FRÉCHETTE, LOUIS HONORÉ (1839-1908), French-Canadian poet, was born at Levis, Quebec, on the 16th of November 1839, the son of a contractor. He was educated in his native province, and called to the Canadian bar in 1864. He started the Journal de Lévis, and his revolutionary doctrines compelled him to leave Canada for the United States. After some years spent in journalism at Chicago, he was in 1874 elected as the Liberal candidate to represent Levis in the Canadian parliament. At the elections of 1878 and 1882 he was defeated, and thereafter confined himself to literature. He edited La Patrie and other French papers in the Dominion; and in 1889 was appointed clerk of the Quebec legislative council. He was long a warm advocate of the political union of Canada and the United States, but in later life became less ardent, and in 1897 accepted the honour of C.M.G. from Queen Victoria. He was president of the Royal Society of Canada, and of the Canadian Society of Arts, and received numerous honorary degrees. His works include: Mes Loisirs (1863); La Voix d’un exilé (1867), a satire against the Canadian government; Pêle-mêle (1877); Les Fleurs boréales, and Les Oiseaux de neige (1880), crowned by the French academy; La Légende d’un peuple (1887); two historical dramas, Papineau (1880) and Felix Poutré (1880); La Noël au Canada (1900), and several prose works and translations. An exponent of local French sentiment, he won the title of the “Canadian Laureate.” He died on the 1st of June 1908.
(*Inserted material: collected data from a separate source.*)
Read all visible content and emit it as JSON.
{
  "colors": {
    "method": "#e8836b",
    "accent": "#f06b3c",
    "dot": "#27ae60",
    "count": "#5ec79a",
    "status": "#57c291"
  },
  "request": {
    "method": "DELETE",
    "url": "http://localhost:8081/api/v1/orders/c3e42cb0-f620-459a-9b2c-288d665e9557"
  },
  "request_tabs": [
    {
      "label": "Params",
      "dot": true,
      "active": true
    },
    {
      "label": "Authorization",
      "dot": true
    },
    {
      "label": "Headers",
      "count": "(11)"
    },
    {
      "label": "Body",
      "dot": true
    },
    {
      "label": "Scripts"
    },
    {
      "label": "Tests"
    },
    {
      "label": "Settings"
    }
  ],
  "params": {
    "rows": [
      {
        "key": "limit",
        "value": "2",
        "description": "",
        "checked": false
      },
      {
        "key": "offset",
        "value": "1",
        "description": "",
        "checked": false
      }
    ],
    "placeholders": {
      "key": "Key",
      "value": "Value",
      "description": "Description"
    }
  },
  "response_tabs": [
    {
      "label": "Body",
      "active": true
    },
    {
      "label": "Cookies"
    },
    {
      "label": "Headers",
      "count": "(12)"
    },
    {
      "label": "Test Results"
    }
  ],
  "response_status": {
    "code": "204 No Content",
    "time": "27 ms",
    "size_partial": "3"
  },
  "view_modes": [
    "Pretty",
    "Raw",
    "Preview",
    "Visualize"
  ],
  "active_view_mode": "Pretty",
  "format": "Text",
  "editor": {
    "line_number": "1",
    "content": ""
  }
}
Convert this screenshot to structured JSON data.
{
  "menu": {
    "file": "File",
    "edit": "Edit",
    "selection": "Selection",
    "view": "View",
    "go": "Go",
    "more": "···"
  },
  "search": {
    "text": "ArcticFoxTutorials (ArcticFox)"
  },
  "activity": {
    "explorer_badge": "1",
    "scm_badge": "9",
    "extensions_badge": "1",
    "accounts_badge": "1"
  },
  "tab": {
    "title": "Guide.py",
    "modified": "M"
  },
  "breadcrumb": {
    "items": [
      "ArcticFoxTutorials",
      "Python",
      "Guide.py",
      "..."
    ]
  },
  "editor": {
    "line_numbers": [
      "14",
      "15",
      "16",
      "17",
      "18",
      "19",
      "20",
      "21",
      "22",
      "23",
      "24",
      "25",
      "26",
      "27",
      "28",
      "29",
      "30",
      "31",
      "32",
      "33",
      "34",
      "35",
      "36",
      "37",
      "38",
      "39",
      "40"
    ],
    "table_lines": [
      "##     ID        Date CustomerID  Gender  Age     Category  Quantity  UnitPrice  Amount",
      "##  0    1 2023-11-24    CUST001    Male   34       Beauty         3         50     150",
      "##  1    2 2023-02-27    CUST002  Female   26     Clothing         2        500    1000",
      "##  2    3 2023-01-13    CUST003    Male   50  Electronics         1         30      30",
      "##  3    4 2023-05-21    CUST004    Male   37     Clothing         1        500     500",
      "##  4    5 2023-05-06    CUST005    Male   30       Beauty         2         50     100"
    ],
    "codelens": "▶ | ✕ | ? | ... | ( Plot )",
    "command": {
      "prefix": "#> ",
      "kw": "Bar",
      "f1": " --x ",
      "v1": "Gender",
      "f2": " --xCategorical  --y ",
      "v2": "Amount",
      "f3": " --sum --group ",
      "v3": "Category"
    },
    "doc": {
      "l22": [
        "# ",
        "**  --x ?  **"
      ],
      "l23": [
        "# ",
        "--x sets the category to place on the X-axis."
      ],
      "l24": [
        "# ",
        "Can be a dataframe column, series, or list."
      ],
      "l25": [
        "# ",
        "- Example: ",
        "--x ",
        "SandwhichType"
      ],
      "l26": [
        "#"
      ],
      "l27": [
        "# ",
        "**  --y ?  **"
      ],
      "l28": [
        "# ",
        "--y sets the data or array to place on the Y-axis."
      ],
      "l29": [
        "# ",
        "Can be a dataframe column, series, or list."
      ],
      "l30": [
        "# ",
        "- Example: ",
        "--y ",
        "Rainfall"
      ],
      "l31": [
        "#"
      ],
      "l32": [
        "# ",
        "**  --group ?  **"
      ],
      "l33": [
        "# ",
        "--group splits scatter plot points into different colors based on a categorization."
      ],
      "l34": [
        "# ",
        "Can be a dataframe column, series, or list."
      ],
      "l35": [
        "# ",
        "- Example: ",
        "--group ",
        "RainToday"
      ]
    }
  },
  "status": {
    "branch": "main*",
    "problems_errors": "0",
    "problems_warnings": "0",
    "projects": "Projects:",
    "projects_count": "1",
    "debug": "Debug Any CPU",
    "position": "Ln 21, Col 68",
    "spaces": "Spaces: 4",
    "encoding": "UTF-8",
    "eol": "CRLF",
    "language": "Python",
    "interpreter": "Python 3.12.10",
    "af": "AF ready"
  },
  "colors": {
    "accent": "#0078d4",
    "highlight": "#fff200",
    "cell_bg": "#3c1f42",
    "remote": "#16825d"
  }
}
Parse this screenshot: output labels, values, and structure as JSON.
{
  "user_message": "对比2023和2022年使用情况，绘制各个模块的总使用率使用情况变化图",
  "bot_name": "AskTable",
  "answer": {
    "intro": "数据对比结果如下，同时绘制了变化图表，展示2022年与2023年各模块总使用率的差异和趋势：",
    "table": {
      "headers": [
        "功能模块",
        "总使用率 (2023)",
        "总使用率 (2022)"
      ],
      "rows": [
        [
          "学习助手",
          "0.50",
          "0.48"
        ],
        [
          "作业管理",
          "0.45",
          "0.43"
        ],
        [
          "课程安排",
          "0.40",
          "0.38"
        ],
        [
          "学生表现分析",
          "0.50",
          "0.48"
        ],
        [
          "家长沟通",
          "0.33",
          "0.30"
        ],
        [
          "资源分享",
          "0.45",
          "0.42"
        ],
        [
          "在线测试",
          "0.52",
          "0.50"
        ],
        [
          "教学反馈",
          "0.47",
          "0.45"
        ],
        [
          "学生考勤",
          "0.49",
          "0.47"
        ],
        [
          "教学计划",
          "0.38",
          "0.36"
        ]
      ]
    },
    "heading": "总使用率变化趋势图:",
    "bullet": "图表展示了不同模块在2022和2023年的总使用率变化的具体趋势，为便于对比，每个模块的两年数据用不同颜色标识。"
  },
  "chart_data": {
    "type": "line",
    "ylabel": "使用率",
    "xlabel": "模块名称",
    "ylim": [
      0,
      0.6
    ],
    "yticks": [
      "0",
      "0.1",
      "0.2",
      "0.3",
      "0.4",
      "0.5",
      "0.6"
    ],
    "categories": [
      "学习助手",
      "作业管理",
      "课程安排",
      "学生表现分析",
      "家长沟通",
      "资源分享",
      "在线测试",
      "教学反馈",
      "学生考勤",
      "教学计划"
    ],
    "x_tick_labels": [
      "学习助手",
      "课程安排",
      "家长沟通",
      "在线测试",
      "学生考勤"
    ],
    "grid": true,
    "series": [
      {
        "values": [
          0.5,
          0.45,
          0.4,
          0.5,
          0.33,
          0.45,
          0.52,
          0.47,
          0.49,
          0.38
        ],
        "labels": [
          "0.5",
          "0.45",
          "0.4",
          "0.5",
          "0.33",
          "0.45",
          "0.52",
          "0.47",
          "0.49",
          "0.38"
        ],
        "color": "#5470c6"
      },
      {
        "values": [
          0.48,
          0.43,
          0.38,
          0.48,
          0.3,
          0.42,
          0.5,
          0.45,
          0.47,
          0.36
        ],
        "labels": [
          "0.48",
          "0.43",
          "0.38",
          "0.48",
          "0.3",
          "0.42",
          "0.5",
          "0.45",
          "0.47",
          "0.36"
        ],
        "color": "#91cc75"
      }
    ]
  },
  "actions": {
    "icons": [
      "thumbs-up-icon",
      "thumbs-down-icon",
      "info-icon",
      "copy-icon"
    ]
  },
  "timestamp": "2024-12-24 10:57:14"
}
FREDEGOND (Fredigundis) (d. 597), Frankish queen. Originally a serving-woman, she inspired the Frankish king, Chilperic I., with a violent passion. At her instigation he repudiated his first wife Audovera, and strangled his second, Galswintha, Queen Brunhilda’s sister. A few days after this murder Chilperic married Fredegond (567). This woman exercised a most pernicious influence over him. She forced him into war against Austrasia, in the course of which she procured the assassination of the victorious king Sigebert (575); she carried on a malignant struggle against Chilperic’s sons by his first wife, Theodebert, Merwich and Clovis, who all died tragic deaths; and she persistently endeavoured to secure the throne for her own children. Her first son Thierry, however, to whom Bishop Ragnemod of Paris stood godfather, died soon after birth, and Fredegond tortured a number of women whom she accused of having bewitched the child. Her second son also died in infancy. Finally, she gave birth to a child who afterwards became king as Clotaire II. Shortly after the birth of this third son, Chilperic himself perished in mysterious circumstances (584). Fredegond has been accused of complicity in his murder, but with little show of probability, since in her husband she lost her principal supporter.
Henceforth Fredegond did all in her power to gain the kingdom for her child. Taking refuge at the church of Notre Dame at Paris, she appealed to King Guntram of Burgundy, who took Clotaire under his protection and defended him against his other nephew, Childebert II., king of Austrasia. From that time until her death Fredegond governed the western kingdom. She endeavoured to prevent the alliance between King Guntram and Childebert, which was cemented by the pact of Andelot; and made several attempts to assassinate Childebert by sending against him hired bravoes armed with poisoned scramasaxes (heavy single-edged knives). After the death of Childebert in 595 she resolved to augment the kingdom of Neustria at the expense of Austrasia, and to this end seized some cities near Paris and defeated Theudebert at the battle of Laffaux, near Soissons. Her triumph, however, was short-lived, as she died quietly in her bed in 597 soon after her victory.
See V. N. Augustin Thierry, Récits des temps mérovingiens (Brussels, 1840); Ulysse Chevalier, Bio-bibliographie (2nd ed.), s.v. “Frédégonde.”